Marjory's face had cleared as this highly circumstantial narrative progressed, and when it was finished she looked up smiling. "Yes," she said, "I quite forgive you: the motive is everything. But do please tell me, were you really so interested in what that little gorilla said as you seemed to be? You were taking notes, you know—I saw that before I went to sleep. Now what was there that was worth making a note of? I am sure I heard nothing."

"Would you like to see my notes?" he asked, drawing a little book from his waistcoat pocket.

"Yes, if they are not long," she answered doubtfully; "but Jack will tell you how stupid I am on all such subjects as that."

He placed the book in her hand, open, and she saw a clever sketch of herself and the pillar: underneath was written, "Mademoiselle Stylites."

"Did you draw that?" she asked, smiling in spite of herself.

"Yes," he replied, answering her smile. "I am fond of sketching from nature." Then, as he glanced at the picture, he added hastily, "I forgot that absurd inscription: George, my brother, did that."

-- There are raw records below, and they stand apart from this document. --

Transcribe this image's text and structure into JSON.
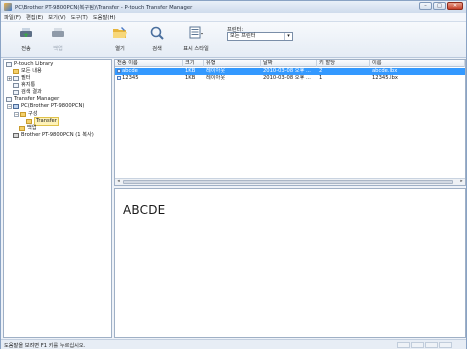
{
  "window": {
    "title": "PC\\Brother PT-9800PCN(복구됨)\\Transfer - P-touch Transfer Manager",
    "buttons": {
      "minimize": "–",
      "maximize": "□",
      "close": "✕"
    }
  },
  "menu": {
    "items": [
      "파일(F)",
      "편집(E)",
      "보기(V)",
      "도구(T)",
      "도움말(H)"
    ]
  },
  "toolbar": {
    "transfer": "전송",
    "backup": "백업",
    "open": "열기",
    "search": "검색",
    "display_style": "표시 스타일",
    "printer_label": "프린터:",
    "printer_value": "모든 프린터"
  },
  "tree": {
    "items": [
      {
        "label": "P-touch Library"
      },
      {
        "label": "모든 내용"
      },
      {
        "label": "필터"
      },
      {
        "label": "휴지통"
      },
      {
        "label": "검색 결과"
      },
      {
        "label": "Transfer Manager"
      },
      {
        "label": "PC(Brother PT-9800PCN)"
      },
      {
        "label": "구성"
      },
      {
        "label": "Transfer"
      },
      {
        "label": "백업"
      },
      {
        "label": "Brother PT-9800PCN (1 복사)"
      }
    ]
  },
  "list": {
    "columns": [
      "전송 이름",
      "크기",
      "유형",
      "날짜",
      "키 할당",
      "이름"
    ],
    "rows": [
      [
        "abcde",
        "1KB",
        "레이아웃",
        "2010-03-08 오후 ...",
        "2",
        "abcde.lbx"
      ],
      [
        "12345",
        "1KB",
        "레이아웃",
        "2010-03-08 오후 ...",
        "1",
        "12345.lbx"
      ]
    ],
    "selected_row": 0
  },
  "preview": {
    "text": "ABCDE"
  },
  "status": {
    "text": "도움말을 보려면 F1 키를 누르십시오."
  },
  "colors": {
    "selection": "#3399ff",
    "accent": "#3a7bd5"
  }
}
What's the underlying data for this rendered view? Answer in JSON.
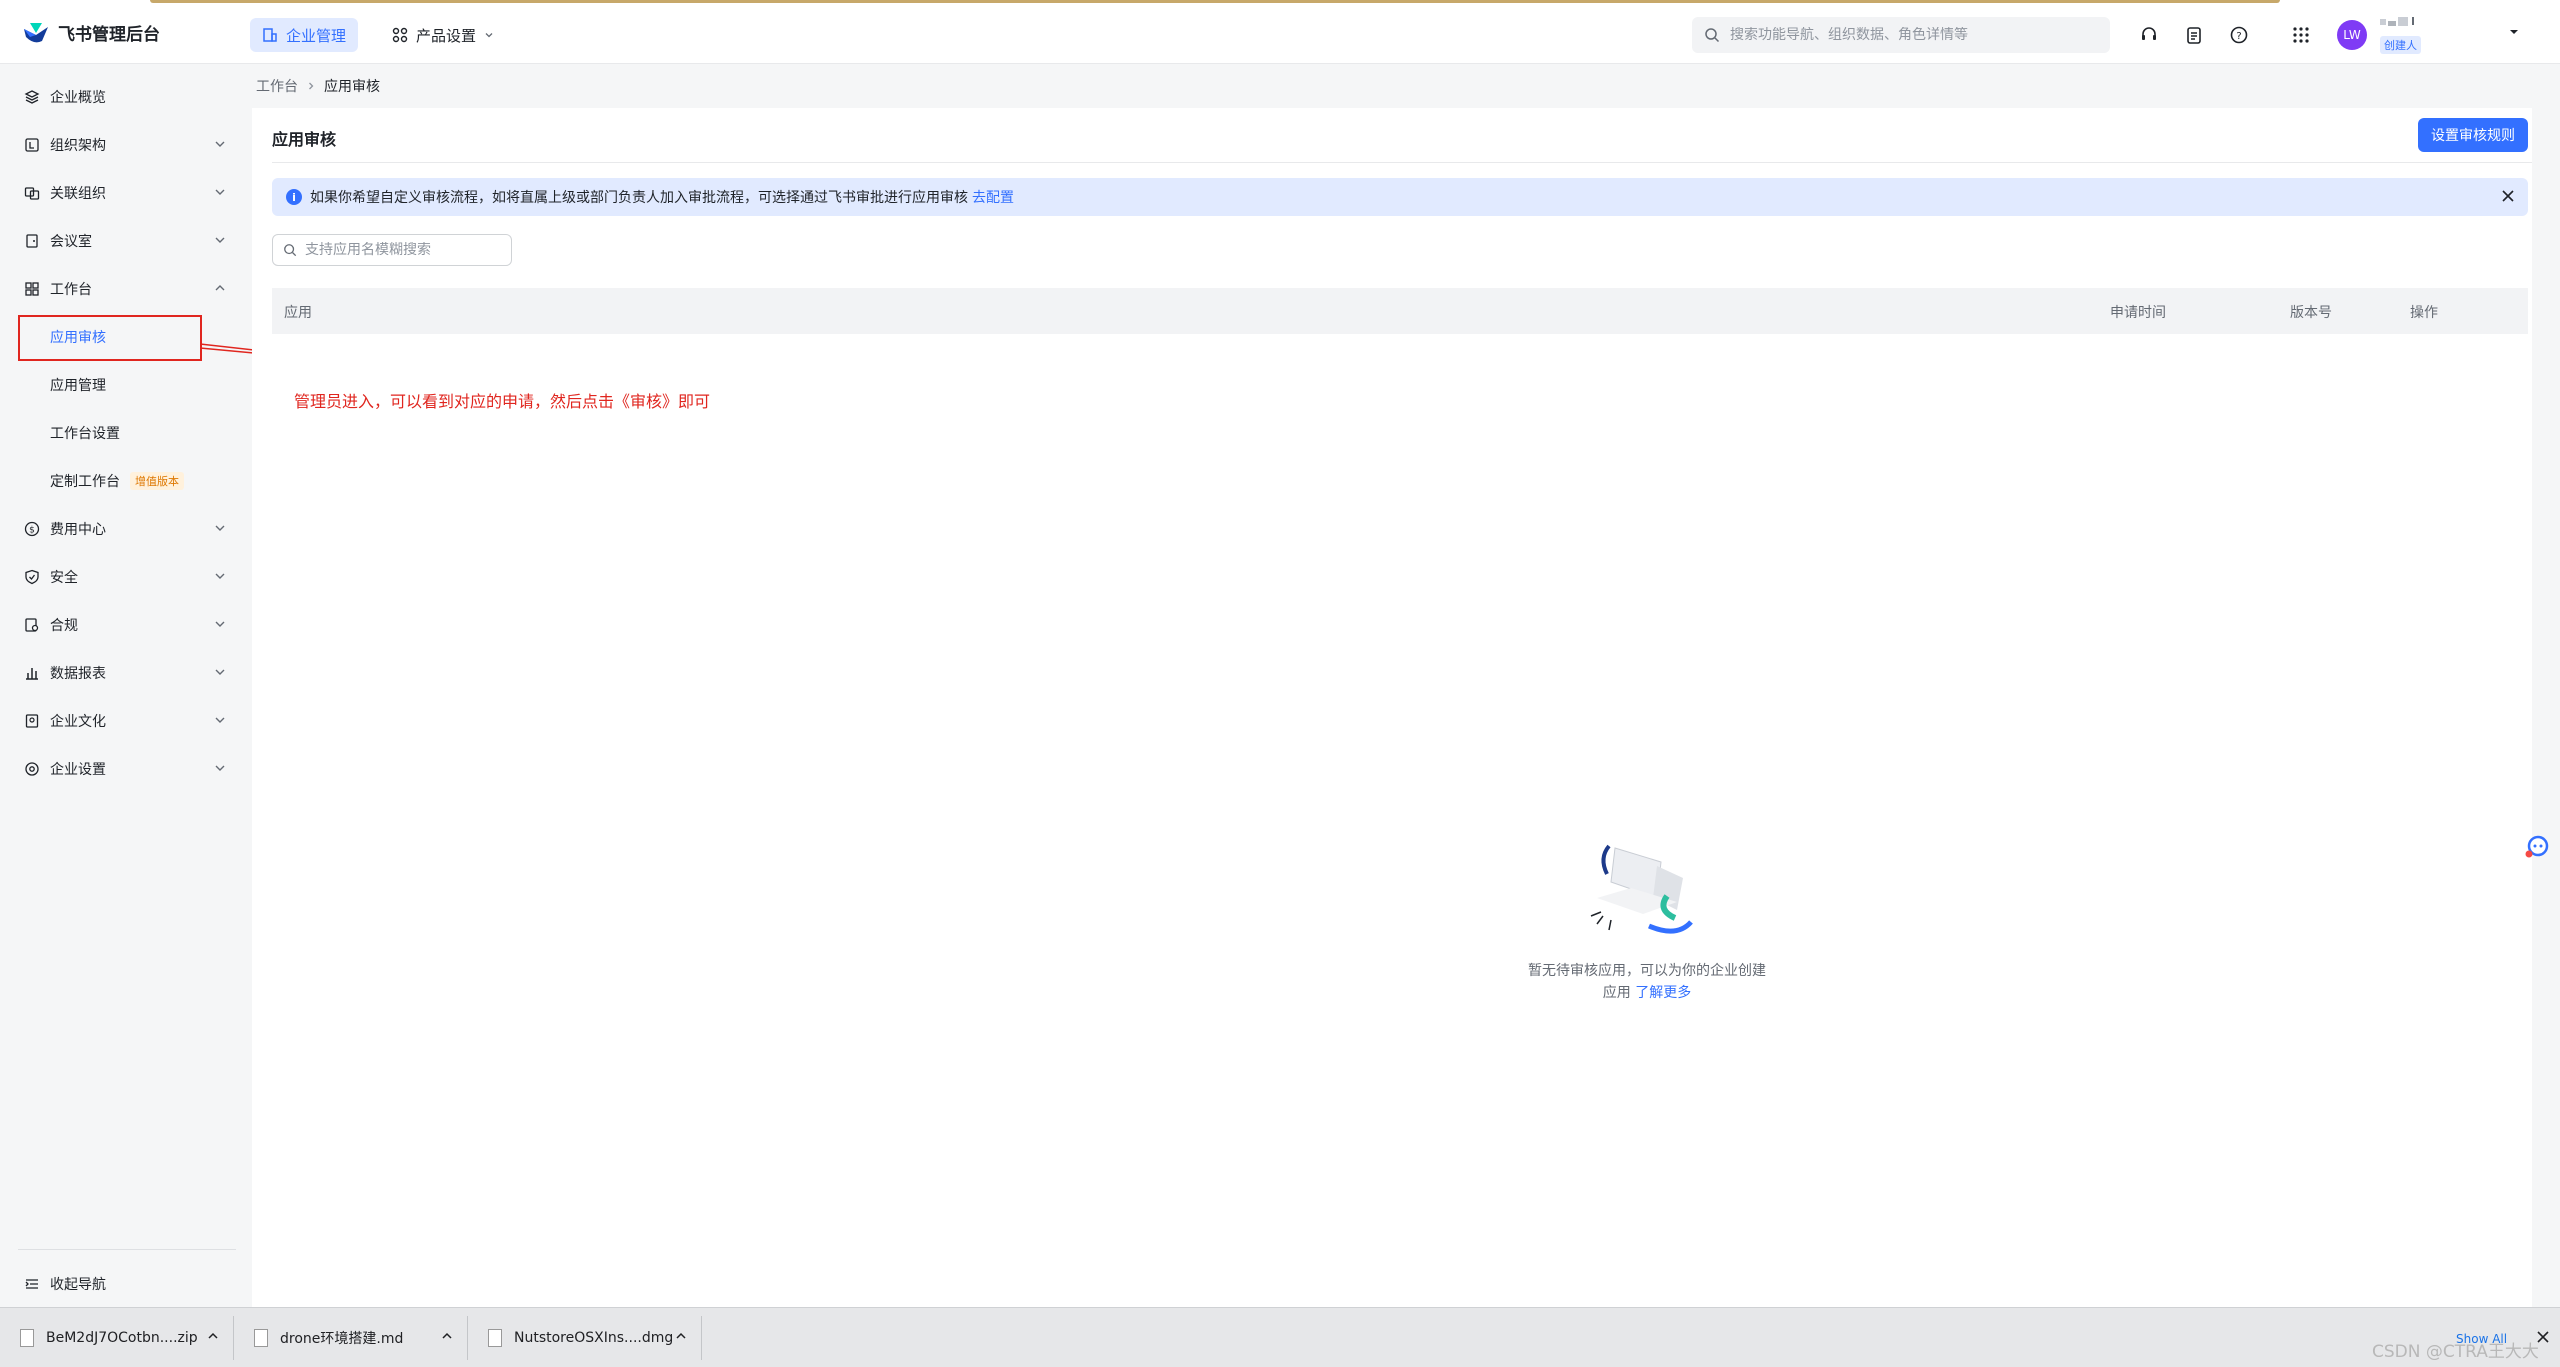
{
  "app": {
    "title": "飞书管理后台"
  },
  "header": {
    "tabs": [
      {
        "label": "企业管理"
      },
      {
        "label": "产品设置"
      }
    ],
    "search_placeholder": "搜索功能导航、组织数据、角色详情等",
    "user": {
      "avatar_initials": "LW",
      "role_badge": "创建人"
    }
  },
  "sidebar": {
    "items": [
      {
        "label": "企业概览",
        "icon": "layers-icon"
      },
      {
        "label": "组织架构",
        "icon": "org-icon"
      },
      {
        "label": "关联组织",
        "icon": "link-org-icon"
      },
      {
        "label": "会议室",
        "icon": "meeting-room-icon"
      },
      {
        "label": "工作台",
        "icon": "grid-icon"
      },
      {
        "label": "费用中心",
        "icon": "dollar-icon"
      },
      {
        "label": "安全",
        "icon": "shield-icon"
      },
      {
        "label": "合规",
        "icon": "compliance-icon"
      },
      {
        "label": "数据报表",
        "icon": "chart-icon"
      },
      {
        "label": "企业文化",
        "icon": "culture-icon"
      },
      {
        "label": "企业设置",
        "icon": "gear-icon"
      }
    ],
    "workbench_sub": [
      {
        "label": "应用审核"
      },
      {
        "label": "应用管理"
      },
      {
        "label": "工作台设置"
      },
      {
        "label": "定制工作台",
        "tag": "增值版本"
      }
    ],
    "collapse_label": "收起导航"
  },
  "breadcrumb": {
    "parent": "工作台",
    "current": "应用审核"
  },
  "main": {
    "title": "应用审核",
    "primary_button": "设置审核规则",
    "alert": {
      "text": "如果你希望自定义审核流程，如将直属上级或部门负责人加入审批流程，可选择通过飞书审批进行应用审核",
      "link": "去配置"
    },
    "search_placeholder": "支持应用名模糊搜索",
    "table_columns": [
      "应用",
      "申请时间",
      "版本号",
      "操作"
    ],
    "empty_text": "暂无待审核应用，可以为你的企业创建应用",
    "empty_link": "了解更多"
  },
  "annotation": {
    "text": "管理员进入，可以看到对应的申请，然后点击《审核》即可"
  },
  "downloads": {
    "items": [
      {
        "name": "BeM2dJ7OCotbn....zip"
      },
      {
        "name": "drone环境搭建.md"
      },
      {
        "name": "NutstoreOSXIns....dmg"
      }
    ],
    "show_all": "Show All"
  },
  "watermark": "CSDN @CTRA王大大",
  "colors": {
    "accent": "#3370ff",
    "annotation": "#e0261f"
  }
}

Marjory did not look deeply offended, even at the "absurd inscription;" and the conversation continued, upon different and indifferent subjects, until John bethought himself of his duty, and came to find her. She introduced her squire to him, and after a few minutes more of pleasant conversation they separated, Mr. Owen—such was the natural philosopher's name—having received John's assurance of a speedy call upon him, and given his address with an alacrity which proved, John thought, that they were kindred spirits.

As they walked home, John suddenly exclaimed, "You know I never remember faces, Peg, but somehow I feel as if I had seen that fellow before. He's an uncommonly good fellow, and Mrs. Grove says he is very fond of my hobby, as you call it, so I shall go to see him soon."

Of course Marjory gave him an outline of her evening's adventure "upon this hint," and he laughed heartily at the whole thing, assuring her that he had never believed for a moment in such an absurd possibility as she had fancied.

Well, what of it all? Nothing particular. Mr. Owen and John are fast friends by this time. Marjory is beginning to take an interest in natural history. Also, she has lost all faith in conviction upon circumstantial evidence. She is "o'er young to marry yet," her aunt thinks, and so do I of course, for this is not a love-story: I wish that to be distinctly understood.